Identity and resilience: Navigating the DORA compliance maze
"Combatting ICT risks associated with overprovisioned identities must be a top priority in order to properly secure financial services firms."

In a world increasingly fuelled by AI, cybercriminals have never been more persistent in their hunt for sensitive data. With more powerful tools in their arsenal, enabled by the proliferation of AI technologies, hackers are employing ever more sophisticated tactics in the pursuit of financial returns, and no industry is untouchable.
With AI tools at their disposal, bad actors are increasingly leveraging this technology to compromise user credentials, if access points aren’t adequately protected. With its vaults full of lucrative, confidential data, the financial services industry is a top target for attack.
Amid this wave of malicious AI-enabled cybercrime, the EU’s new Digital Operational Resilience Act (DORA) has arrived at a crucial time. With
nearly 50% of financial organisations surveyed reporting a security breach in the past two years, DORA aims to strengthen the sector’s security hygiene and enforce preventative measures to fortify financial services against the influx of threats.
Under DORA, financial institutions operating in the EU, along with their third-party information communication and technology (ICT) providers, must comply with new technical requirements designed to help organisations recover from cyber risks.
With threat tactics likely to evolve as we move further into an AI-powered world, DORA compliance is vital for securing one of our most critical and trusted industries. As such, organisations must establish clear policies for managing ICT risk, particularly those related to outdated systems and unauthorised access.
Supply chain pain
Cyber risks in financial services have been heightened by the growth of large and often complex supply chains. Aided by acquisitions or growth with partners, larger supply chains allow for more identities to operate freely within the chain – often unchecked.
This rise of temporary employees, partners, and contractors entering systems means identities can easily fly under the radar, leading to security risks like ‘overprovisioned’ access. In fact, nearly 80% of financial organisations surveyed are concerned about vulnerabilities resulting from overprovisioning of non-employees, according to our research.
READ MORE: Defending DORA: New approaches to securing financial services
This lack of visibility can leave gaps in security posture, increasing the risk of identities being compromised by bad actors, or unintentional mishaps from users with too much access, such as accidental misplacement or deletion of files.

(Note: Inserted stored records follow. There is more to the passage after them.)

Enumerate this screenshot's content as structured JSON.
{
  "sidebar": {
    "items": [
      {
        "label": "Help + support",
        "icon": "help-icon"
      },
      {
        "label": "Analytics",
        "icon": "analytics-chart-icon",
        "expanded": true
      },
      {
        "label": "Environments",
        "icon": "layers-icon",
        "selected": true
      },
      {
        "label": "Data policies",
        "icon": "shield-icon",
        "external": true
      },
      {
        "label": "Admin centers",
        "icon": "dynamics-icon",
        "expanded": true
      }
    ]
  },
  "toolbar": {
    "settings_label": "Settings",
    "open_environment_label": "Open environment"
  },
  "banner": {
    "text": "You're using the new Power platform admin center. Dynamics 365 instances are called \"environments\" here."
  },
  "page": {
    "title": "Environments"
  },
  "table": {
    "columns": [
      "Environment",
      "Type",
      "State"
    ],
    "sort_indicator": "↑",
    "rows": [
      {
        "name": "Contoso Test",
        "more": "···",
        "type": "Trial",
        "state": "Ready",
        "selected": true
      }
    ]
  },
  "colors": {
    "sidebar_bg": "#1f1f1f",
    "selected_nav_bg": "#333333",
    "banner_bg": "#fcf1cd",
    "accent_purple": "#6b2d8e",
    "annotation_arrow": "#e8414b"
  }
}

This identity challenge is heightened by the rising number of applications users typically need access to, and the range of entitlements that must be managed. For already stretched IT teams, this can create an overwhelming burden. More than half (53%) of financial services firms are grappling with too many manual processes, not to mention legacy tools. The manual management of hundreds of users often results in loosely controlled access, poor oversight, and increased cyber risk. Without modern identity security solutions, this task becomes nearly impossible.
Overprovisioning: A recipe for disaster
Combatting ICT risks associated with overprovisioned identities must be a top priority in order to properly secure financial services firms. ICT teams must carefully control which identities in their supply chain have access - to what, when, and for how long. Access should be granted strictly on a need-to-know basis, with rigorous management of onboarding, offboarding, and the entire identity lifecycle.
AI can serve as an effective partner to reduce manual pressures. Technology such as AI-enabled identity security can automate these tasks and seamlessly manage access requirements in real-time.
READ MORE: The DORA explorer: A Compliance Day guide to new EU regulations
This real-time oversight enables IT teams to better manage the surge in identities needing access to different applications, ensuring that each identity only has as much access as is required to perform their role.
By leveraging this technology, financial organisations reduce their attack surface, enabling easy and early detection of suspicious and unusual behaviour. This helps to ease the burden on IT teams as well as support compliance efforts.
The crucial mix: Strength, clarity, resilience
While preventative measures can reduce the risk of security breaches, they remain an unavoidable reality. To comply with DORA, financial firms should standardise ICT-related incident management and reporting processes to gain insights into how incidents occur, and the roles of users involved. In the event of a breach, it is crucial to collect and share detailed information to identify attack patterns and bolster cyber resilience.
To effectively mitigate threats, compliance must transcend mere checkbox activities. It should be complemented by additional security measures, such as AI-enabled identity security, which will be pivotal in providing greater visibility over ICT risks.
With attacks growing in scale and severity, clear oversight of all users, and the ability to manage who has access to what based solely on their role requirements across the entire supply chain will be essential for financial services organisations to close security gaps and bolster resilience against suspicious activity.